Screening for Mutagens: The Ames Assay

So how can we test a new or suspect substance to determine if it is a mutagen?

• There are many defined strains of bacteria available, which each have a known mutation.
• The mutation in one strain might be caused by a certain base substitution.
• The mutation in another might be caused by a frameshift.
• However, in order for a strain to be useful for testing a compound, the kind of mutation responsible for the loss-of-function must be known.
• We discussed before how the forward mutation rate is so much higher than the rate for reversion.

This is not a problem when working with bacteria, because in a short time we can easily grow billions of cells.
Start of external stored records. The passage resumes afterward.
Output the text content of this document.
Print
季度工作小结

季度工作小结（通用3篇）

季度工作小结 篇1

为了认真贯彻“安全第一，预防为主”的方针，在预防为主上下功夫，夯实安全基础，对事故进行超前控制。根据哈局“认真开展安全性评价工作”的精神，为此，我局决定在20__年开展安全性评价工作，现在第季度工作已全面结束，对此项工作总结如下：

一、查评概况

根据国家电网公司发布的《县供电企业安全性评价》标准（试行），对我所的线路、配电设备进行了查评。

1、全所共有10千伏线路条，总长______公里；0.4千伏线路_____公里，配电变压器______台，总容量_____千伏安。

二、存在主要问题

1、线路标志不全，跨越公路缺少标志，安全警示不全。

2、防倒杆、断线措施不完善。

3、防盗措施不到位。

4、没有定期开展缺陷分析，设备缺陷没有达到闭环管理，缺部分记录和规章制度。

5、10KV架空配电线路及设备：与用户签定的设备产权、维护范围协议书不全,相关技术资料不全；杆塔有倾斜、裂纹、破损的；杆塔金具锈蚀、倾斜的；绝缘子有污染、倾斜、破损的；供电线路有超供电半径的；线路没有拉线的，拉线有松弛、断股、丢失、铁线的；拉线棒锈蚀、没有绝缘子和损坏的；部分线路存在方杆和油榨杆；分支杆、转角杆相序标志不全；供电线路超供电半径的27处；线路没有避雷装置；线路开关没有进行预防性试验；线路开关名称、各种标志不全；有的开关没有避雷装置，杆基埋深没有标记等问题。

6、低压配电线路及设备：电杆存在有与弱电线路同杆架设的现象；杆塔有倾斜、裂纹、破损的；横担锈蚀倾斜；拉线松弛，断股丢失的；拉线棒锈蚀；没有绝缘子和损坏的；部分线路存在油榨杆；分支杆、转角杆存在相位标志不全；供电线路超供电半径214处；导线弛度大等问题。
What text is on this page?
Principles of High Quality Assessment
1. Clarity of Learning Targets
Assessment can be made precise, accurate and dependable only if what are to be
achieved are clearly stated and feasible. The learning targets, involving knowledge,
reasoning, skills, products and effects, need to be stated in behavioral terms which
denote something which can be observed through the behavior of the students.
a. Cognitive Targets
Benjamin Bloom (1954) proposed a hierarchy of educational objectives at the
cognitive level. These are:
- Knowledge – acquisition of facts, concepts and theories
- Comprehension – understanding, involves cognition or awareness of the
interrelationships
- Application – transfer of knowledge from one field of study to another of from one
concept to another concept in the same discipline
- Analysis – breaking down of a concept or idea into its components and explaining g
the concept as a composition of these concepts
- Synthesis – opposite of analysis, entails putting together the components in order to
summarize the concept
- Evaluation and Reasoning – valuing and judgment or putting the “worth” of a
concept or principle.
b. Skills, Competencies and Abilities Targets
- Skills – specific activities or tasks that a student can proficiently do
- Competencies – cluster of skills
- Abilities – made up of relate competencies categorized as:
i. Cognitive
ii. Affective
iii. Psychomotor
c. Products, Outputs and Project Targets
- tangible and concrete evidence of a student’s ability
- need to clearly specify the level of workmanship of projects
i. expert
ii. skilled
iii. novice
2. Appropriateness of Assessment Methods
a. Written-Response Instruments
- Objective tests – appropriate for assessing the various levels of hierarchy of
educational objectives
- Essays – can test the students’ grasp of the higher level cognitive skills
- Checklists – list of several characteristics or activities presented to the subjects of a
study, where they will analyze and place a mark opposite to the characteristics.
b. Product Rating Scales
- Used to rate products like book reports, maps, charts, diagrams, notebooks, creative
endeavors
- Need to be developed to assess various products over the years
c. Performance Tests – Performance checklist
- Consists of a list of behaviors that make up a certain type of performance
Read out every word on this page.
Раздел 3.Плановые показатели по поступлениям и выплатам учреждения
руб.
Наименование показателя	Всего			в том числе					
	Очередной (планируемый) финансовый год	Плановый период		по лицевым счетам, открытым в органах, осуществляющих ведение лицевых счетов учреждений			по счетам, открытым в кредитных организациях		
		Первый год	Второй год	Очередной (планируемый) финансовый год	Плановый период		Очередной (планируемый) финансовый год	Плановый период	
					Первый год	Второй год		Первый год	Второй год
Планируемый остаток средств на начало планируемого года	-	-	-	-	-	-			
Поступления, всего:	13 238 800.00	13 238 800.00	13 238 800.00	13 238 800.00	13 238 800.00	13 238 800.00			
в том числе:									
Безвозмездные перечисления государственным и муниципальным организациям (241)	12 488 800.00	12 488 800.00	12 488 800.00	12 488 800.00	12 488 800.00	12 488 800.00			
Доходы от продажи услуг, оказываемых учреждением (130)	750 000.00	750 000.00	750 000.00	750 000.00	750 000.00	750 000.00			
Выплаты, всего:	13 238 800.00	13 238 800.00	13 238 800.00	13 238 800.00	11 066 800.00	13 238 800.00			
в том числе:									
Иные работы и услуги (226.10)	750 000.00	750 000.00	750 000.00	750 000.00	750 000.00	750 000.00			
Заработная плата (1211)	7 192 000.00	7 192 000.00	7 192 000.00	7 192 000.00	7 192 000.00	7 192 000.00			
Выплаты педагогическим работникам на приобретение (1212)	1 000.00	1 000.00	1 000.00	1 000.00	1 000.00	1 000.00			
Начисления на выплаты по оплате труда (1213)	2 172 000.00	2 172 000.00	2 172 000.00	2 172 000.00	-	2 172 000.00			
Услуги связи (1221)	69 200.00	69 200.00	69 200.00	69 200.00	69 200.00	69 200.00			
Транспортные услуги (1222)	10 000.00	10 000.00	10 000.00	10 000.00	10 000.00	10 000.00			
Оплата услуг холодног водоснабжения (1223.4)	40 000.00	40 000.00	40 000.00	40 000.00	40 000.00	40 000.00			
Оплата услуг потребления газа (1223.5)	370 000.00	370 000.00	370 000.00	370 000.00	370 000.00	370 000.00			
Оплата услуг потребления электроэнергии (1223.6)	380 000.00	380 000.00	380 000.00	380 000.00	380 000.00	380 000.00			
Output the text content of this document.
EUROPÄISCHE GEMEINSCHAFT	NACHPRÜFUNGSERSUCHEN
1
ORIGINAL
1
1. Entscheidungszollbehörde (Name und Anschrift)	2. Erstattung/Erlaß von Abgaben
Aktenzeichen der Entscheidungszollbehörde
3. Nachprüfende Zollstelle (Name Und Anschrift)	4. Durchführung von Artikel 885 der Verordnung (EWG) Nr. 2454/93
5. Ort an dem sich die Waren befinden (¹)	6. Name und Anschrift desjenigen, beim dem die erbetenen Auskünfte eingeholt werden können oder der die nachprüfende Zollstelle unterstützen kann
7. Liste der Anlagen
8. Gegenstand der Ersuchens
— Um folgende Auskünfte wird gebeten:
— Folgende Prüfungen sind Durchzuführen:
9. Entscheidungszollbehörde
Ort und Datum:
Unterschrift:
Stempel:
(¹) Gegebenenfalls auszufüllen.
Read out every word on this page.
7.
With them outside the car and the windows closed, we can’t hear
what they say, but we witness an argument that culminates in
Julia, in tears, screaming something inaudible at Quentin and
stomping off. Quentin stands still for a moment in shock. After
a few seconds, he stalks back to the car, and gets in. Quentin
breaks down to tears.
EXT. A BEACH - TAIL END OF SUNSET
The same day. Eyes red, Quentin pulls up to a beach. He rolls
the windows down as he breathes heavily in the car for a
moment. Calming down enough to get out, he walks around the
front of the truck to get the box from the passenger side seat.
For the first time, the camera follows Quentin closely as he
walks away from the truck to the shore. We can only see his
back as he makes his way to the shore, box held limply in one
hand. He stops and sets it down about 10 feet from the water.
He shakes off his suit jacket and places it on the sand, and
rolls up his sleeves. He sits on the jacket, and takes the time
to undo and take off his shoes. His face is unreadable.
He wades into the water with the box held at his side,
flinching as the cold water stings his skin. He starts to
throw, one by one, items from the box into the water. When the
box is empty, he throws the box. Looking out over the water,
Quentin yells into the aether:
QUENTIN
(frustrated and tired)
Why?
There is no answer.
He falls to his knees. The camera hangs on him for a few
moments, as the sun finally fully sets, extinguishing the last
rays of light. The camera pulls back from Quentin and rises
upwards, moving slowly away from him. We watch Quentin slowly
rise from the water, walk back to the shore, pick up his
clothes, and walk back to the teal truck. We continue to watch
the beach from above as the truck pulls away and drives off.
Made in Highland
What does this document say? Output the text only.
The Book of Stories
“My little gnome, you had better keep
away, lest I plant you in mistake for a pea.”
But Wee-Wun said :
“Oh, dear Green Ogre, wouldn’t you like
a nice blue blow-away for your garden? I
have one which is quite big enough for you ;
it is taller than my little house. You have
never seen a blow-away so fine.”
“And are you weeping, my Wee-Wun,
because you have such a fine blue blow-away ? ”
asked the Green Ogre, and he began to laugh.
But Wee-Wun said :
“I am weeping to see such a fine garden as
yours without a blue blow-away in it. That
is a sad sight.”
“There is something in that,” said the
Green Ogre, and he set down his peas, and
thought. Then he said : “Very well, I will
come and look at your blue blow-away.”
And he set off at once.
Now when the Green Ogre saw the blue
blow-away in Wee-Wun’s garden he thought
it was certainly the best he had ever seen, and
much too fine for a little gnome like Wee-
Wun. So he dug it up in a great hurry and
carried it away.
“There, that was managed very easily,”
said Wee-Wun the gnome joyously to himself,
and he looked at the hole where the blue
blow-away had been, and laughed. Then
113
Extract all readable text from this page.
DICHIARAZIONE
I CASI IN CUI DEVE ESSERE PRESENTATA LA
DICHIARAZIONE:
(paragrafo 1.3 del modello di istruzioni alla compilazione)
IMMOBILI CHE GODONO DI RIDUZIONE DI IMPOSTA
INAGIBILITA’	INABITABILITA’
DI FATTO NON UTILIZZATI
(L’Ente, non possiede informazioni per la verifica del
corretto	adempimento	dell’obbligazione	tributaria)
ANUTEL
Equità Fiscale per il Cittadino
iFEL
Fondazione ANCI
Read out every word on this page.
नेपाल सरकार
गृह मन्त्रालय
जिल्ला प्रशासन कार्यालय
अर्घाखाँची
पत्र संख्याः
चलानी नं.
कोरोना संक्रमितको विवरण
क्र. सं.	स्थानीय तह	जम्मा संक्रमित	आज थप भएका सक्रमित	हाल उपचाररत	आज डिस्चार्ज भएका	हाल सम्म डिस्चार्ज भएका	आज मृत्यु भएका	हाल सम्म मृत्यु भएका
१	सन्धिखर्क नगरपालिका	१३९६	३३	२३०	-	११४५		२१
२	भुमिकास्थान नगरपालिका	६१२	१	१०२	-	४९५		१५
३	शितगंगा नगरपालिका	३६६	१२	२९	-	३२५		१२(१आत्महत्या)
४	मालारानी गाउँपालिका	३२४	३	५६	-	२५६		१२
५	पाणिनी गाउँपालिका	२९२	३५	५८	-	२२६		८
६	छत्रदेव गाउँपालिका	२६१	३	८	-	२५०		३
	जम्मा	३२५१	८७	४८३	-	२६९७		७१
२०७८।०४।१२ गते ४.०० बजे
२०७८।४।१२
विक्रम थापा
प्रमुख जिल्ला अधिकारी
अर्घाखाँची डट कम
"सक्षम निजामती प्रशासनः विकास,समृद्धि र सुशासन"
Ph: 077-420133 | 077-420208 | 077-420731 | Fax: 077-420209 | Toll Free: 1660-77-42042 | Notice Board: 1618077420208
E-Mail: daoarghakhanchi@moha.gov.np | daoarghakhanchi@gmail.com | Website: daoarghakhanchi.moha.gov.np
• Among the billions will be a few that have reverted.
• If you put a mutagen into the medium your growing the bacteria and the mutagen causes the kind of mutation that is needed to get reversion to occur, then more revertants will be found in that container.
• You put some bacteria into a flask with medium. In the exact same way you place other bacteria into the same medium but include a suspected mutagen. After growing the bacteria in the two flasks for 10 or more generations but to the same populations sizes, you plate out the bacteria onto plates missing the substance that the mutant strain needs. Only mutants will grow on these plates.
• If you find more on the plates that contained the suspected substance, then you have verified it is a mutagen.
• If the numbers are equal, it means that the substance did not cause the kind of mutation needed for that particular type of mutant to revert.
• You must screen a suspect substance with different types of mutations. Screen with bacteria that revert when frameshifts occur to determine if the mutagen causes frameshifts.
• Screen with a base pair substitution of A:T to G:C to determine if this is the kind of mutation the suspect agent might cause.

If treating any of these kinds of strains yields an increase in the number of revertants, you will know what kind of mutation the agent causes.

It was discovered that some substances that cause cancer in humans are not mutagenic to bacteria. This was a puzzle. Ames discovered that if liver microsomes (fragments of smooth ER) were added to the suspected compounds, and then the combination was added to bacterial strains, the reversion rate increased.
What does this mean?

• It means that the compounds themselves were not mutagens, but the liver changed the compounds into mutagens, in the process of breaking them down.
• The Ames Assay is an assay like what is described above, but often including liver microsomes, to test whether the breakdown byproducts are in fact mutagenic.

Cancer: Mutations can cause cancer. Proto-oncogenes are genes that help regulate cell proliferation. Mutations can make things go a little crazy. Cells dividing out of control leads to tumors.
Mutations can be useful to mankind's evolution as well. But mutation induction for generation of useful mutations works best for organisms with high reproductive rates, and certainly not for humans.